Key points from the statement:
BoC held the policy rate at 2.25%, maintaining a steady stance as inflation remains near target and the economy continues to adjust to global trade disruptions.
Global conditions remain mixed: major economies are resilient despite US trade protectionism, with strong US consumption and AI investment, firmer-than-expected euro-area growth, and continued weakness in China’s domestic demand.
Canada’s Q3 GDP surprised to the upside at 2.6%, but this strength was driven by volatile trade flows; underlying domestic demand was flat, and overall GDP is expected to weaken in Q4.
Labour market shows tentative improvement, with employment gains over three months and unemployment falling to 6.5%, though trade-sensitive sectors remain soft and hiring intentions subdued.
Inflation remains near target, with CPI at 2.2% and core measures between 2½% and 3%; underlying inflation is assessed around 2½%, and near-term CPI will be noisy due to last year’s GST/HST holiday effects.
Policy stance deemed appropriate, with the current rate viewed as the right level to keep inflation close to 2% amid structural trade adjustments; BoC remains ready to respond if the outlook deteriorates.
The rate has moved down from 5.0% since it's first cut in June 2024. In October , the central back cut by 25 basis points to the current 2.25%. At the time the central bank concluded:
BoC cut the policy rate by 25 bps to 2.25%, citing ongoing economic weakness and inflation expected to stay near the 2% target.

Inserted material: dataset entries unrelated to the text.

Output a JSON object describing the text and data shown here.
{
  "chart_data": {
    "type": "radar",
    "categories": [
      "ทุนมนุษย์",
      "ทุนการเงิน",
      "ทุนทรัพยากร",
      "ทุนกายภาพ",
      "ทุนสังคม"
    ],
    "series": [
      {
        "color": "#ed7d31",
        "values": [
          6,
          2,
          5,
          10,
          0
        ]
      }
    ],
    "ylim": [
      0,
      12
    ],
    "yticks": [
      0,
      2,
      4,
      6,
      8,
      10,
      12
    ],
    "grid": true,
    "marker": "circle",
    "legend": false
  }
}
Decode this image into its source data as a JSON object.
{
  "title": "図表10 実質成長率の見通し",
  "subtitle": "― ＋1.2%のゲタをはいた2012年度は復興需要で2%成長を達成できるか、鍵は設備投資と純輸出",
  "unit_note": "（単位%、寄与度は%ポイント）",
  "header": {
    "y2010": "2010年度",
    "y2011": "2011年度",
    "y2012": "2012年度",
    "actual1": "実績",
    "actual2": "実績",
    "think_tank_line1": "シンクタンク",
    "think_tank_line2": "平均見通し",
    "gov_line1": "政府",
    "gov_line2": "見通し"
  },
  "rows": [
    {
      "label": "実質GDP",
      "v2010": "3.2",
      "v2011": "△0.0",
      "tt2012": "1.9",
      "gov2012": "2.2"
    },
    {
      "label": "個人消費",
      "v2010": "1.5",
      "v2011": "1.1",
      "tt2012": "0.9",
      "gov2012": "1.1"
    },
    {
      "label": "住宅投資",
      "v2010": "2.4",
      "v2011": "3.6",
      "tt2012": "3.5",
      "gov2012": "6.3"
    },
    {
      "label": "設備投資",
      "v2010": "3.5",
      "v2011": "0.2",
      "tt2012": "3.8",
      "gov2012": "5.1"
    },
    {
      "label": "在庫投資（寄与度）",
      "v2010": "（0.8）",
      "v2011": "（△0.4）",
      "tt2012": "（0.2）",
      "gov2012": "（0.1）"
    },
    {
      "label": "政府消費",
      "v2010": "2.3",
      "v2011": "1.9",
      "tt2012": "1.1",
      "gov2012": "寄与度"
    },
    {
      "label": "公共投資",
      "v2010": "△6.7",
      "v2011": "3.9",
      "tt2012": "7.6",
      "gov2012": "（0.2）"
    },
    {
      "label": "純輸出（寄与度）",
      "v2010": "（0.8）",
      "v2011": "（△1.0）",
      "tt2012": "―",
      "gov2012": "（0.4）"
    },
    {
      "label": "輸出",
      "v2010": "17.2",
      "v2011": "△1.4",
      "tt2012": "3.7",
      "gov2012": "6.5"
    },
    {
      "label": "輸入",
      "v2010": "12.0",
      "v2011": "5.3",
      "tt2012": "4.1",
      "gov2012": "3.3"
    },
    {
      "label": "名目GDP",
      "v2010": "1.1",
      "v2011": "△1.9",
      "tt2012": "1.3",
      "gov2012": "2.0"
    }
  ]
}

US trade actions and uncertainty are significantly weighing on Canada, contributing to a 1.6% Q2 contraction, weak exports, and soft business investment.
Labour market remains soft, with job losses concentrated in trade-sensitive sectors, a 7.1% unemployment rate, and slowing wage growth.
Inflation is running slightly above expectations, with CPI at 2.4%, core measures sticky around 3%, but underlying pressures expected to ease.
GDP growth outlook remains subdued, with projections of 1.2% in 2025, 1.1% in 2026, and 1.6% in 2027, as excess capacity persists and the economy works through trade-related structural damage.
Since then, the employment situation has shown increasing signs of life, while inflation remains above and below 3%.
The USDCAD was trading at 1.3848 just before the decision.
The USDCAD edged higher following the Bank of Canada statement and Macklem’s comments, which were interpreted as slightly less hawkish. The pair touched a session high of 1.3871 before easing back toward 1.3855.
From a technical perspective, buyers ran into willing sellers at the first key upside target — the 100-hour moving average (blue line on the chart). A break above that level, followed by a move through the 200-day moving average at 1.3882, would shift more control to the buyers and open the door for a deeper corrective move higher.
On the downside, the 50% midpoint at 1.3839 continues to act as a key support level. Holding above that line keeps the near-term bias tilted modestly higher; a break back below it would weaken the bullish momentum and refocus traders on the earlier lows.
Macklem and Senior Deputy Gov. Carolyn Rogers will start their press conference at around 10:30 AM ET.